# Semi-gradient SARSA for CartPole-v1 Task

In [118]:
import torch.nn.functional as F
import torch.nn as nn
import torch

class Net(nn.Module):
    def __init__(self):
        super(Net, self).__init__()
        # 4-dimensional state + 1-dimensional action space
        self.fc1 = nn.Linear(5, 50)
        self.fc2 = nn.Linear(50, 50)
        self.fc3 = nn.Linear(50, 50)
        self.fc4 = nn.Linear(50, 1)
        
    def forward(self, x):
        x = F.relu(self.fc1(x))
        x = F.relu(self.fc2(x))
        x = F.relu(self.fc3(x))
        x = F.relu(self.fc4(x))
        return x

### Testing Net

In [119]:
device = torch.device('cuda:0')
f = lambda x: torch.sqrt(torch.sum(x * x))
n = 1000
train = torch.randint(0, 10, (n, 5), dtype=torch.float, device=device)
train_answers = [f(x) for x in train]
test = torch.randint(0, 10, (n, 5), dtype=torch.float, device=device)
test_answers = [f(x) for x in test]

net = Net().to(device)
learning_rate = 0.001

for epoch in range(20):
    for x, y in zip(train, train_answers):
        net.zero_grad()
        actual_y = net(x)
        actual_y.backward()
        for f in net.parameters():
            f.data -= learning_rate * (actual_y.item() - y) * f.grad.data

In [120]:
MSE = 0
for x, y in zip(test, test_answers):
    actual_y = net(x).item()
    MSE += (actual_y - y) ** 2
MSE /= n
print(MSE)

tensor(0.0101, device='cuda:0')


In [97]:
net(torch.tensor([1, 2, 3, 4, 5], device=device, dtype=torch.float))

tensor([7.4561], device='cuda:0', grad_fn=<ReluBackward0>)

In [98]:
np.sqrt(1 + 4 + 9 + 16 + 25)

7.416198487095663

In [99]:
from collections import defaultdict
import random
import gym
import numpy as np

env = gym.make('CartPole-v1')
epsilon = 0.05
learning_rate = 0.001
actions = [0, 1]

class ActionValueEstimator:
    def __init__(self):
        self.net = Net()
    
    def estimate(self, state, action):
        value = self.net(self._encode(state, action))
        return value.item()
    
    def update(self, state, action, estimate):
        self.net.zero_grad()
        value = self.net(self._encode(state, action))
        value.backward()
        
        for f in self.net.parameters():
            f.data += learning_rate * (estimate - value.item()) * f.grad.data
    
    def _encode(self, state, action):
        return torch.tensor(np.append(state, action), dtype=torch.float)
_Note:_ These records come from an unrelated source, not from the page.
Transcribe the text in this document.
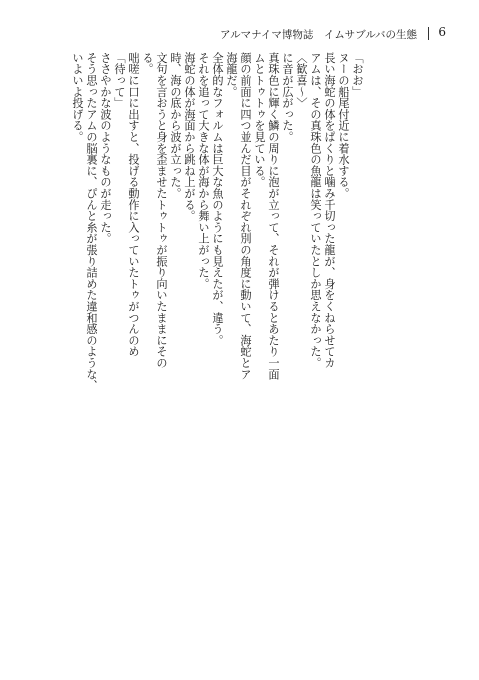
アルマナイマ博物誌　イムサブルバの生態 6
いよいよ投げる。 そう思ったアムの脳裏に、ぴんと糸が張り詰めた違和感のような、 ささやかな波のようなものが走った。 「待って」 咄嗟に口に出すと、投げる動作に入っていたトゥがつんのめ る。 文句を言おうと身を歪ませたトゥトゥが振り向いたままにその 時、海の底から波が立った。 海蛇の体が海面から跳ね上がる。 それを追って大きな体が海から舞い上がった。 全体的なフォルムは巨大な魚のようにも見えたが、違う。 海龍だ。 顔の前面に四つ並んだ目がそれぞれ別の角度に動いて、海蛇とア ムとトゥトゥを見ている。 真珠色に輝く鱗の周りに泡が立って、それが弾けるとあたり一面 に音が広がった。 〈歓喜〜〉 アムは、その真珠色の魚龍は笑っていたとしか思えなかった。 長い海蛇の体をぱくりと噛み千切った龍が、身をくねらせてカ ヌーの船尾付近に着水する。 「おお」
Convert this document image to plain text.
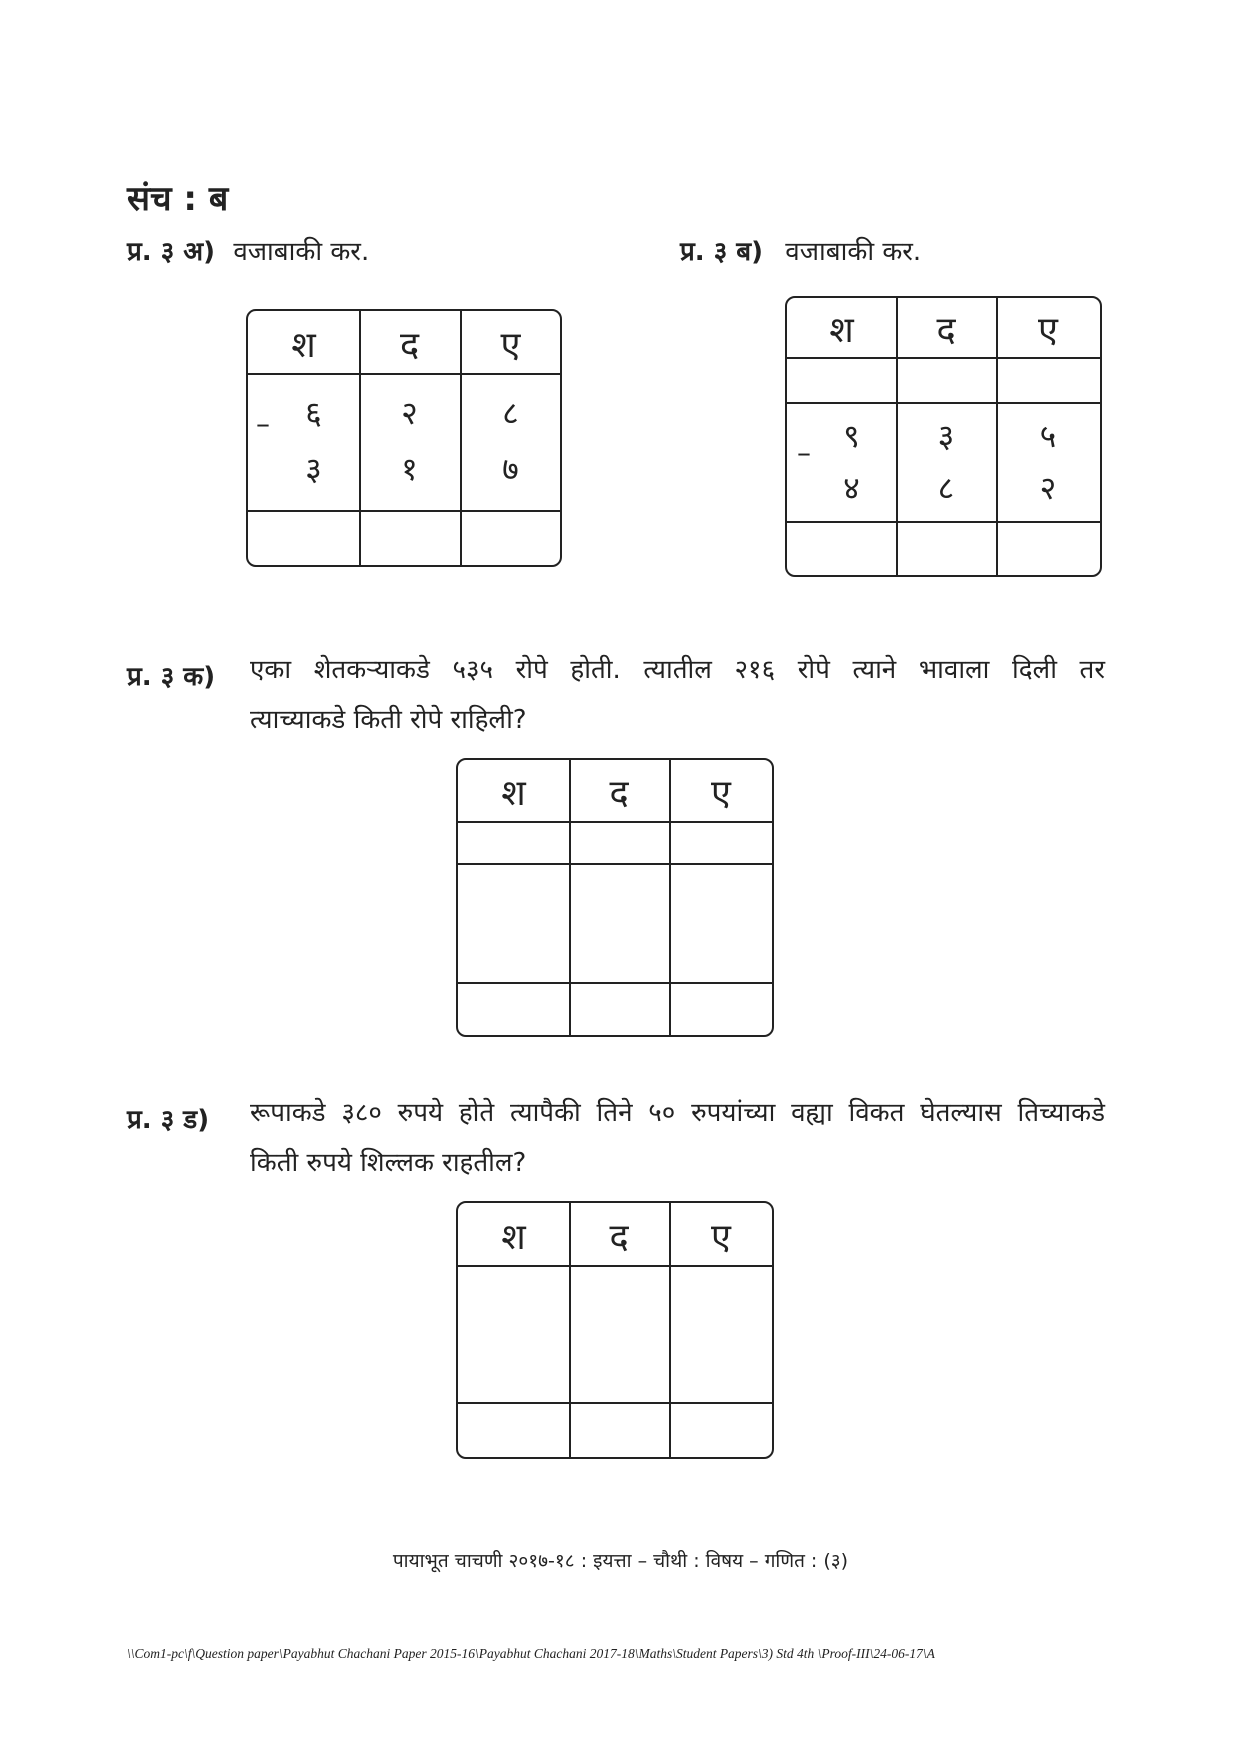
संच : ब
प्र. ३ अ) वजाबाकी कर.	प्र. ३ ब) वजाबाकी कर.
श	द	ए
६	२	८
–
३	१	७
श	द	ए
९	३	५
–
४	८	२
प्र. ३ क) एका शेतकऱ्याकडे ५३५ रोपे होती. त्यातील २१६ रोपे त्याने भावाला दिली तर
त्याच्याकडे किती रोपे राहिली?
श	द	ए
प्र. ३ ड) रूपाकडे ३८० रुपये होते त्यापैकी तिने ५० रुपयांच्या वह्या विकत घेतल्यास तिच्याकडे
किती रुपये शिल्लक राहतील?
श	द	ए
पायाभूत चाचणी २०१७-१८ : इयत्ता – चौथी : विषय – गणित : (३)
\\Com1-pc\f\Question paper\Payabhut Chachani Paper 2015-16\Payabhut Chachani 2017-18\Maths\Student Papers\3) Std 4th \Proof-III\24-06-17\A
def train(av_estimator, number_of_episodes):
    for _ in range(number_of_episodes):
        train_episode(av_estimator)
    
def train_episode(av_estimator):
    state = env.reset()
    action = env.action_space.sample()
    
    while True:
        next_state, reward, done, _ = env.step(action)
        
        if done:
            break
        
        # choose next action epsilon-greedily
        next_action = None
        if random.random() < epsilon:
            next_action = env.action_space.sample()
        else:
            next_action = max(actions, key=lambda a: av_estimator.estimate(next_state, a))
        
        av_estimator.update(state, action, reward + av_estimator.estimate(next_state, next_action))
        state = next_state
        action = next_action

In [100]:
av_estimator = ActionValueEstimator()

In [101]:
train(av_estimator, 100)

In [102]:
def simulate(av_estimator):
    state = env.reset()
    score = 0
    
    while True:
        env.render()
        action = max(actions, key=lambda a: av_estimator.estimate(state, a))
        print(av_estimator.estimate(state, 0))
        print(av_estimator.estimate(state, 1))
        state, _, done, _ = env.step(action)
        
        if done:
            break
        
        score += 1
    
    print(f'Score: {score}')
    env.close()

In [104]:
simulate(av_estimator)

nan
nan
nan
nan
nan
nan
nan
nan
nan
nan
nan
nan
nan
nan
nan
nan
nan
nan
Score: 8


In [235]:
env.close()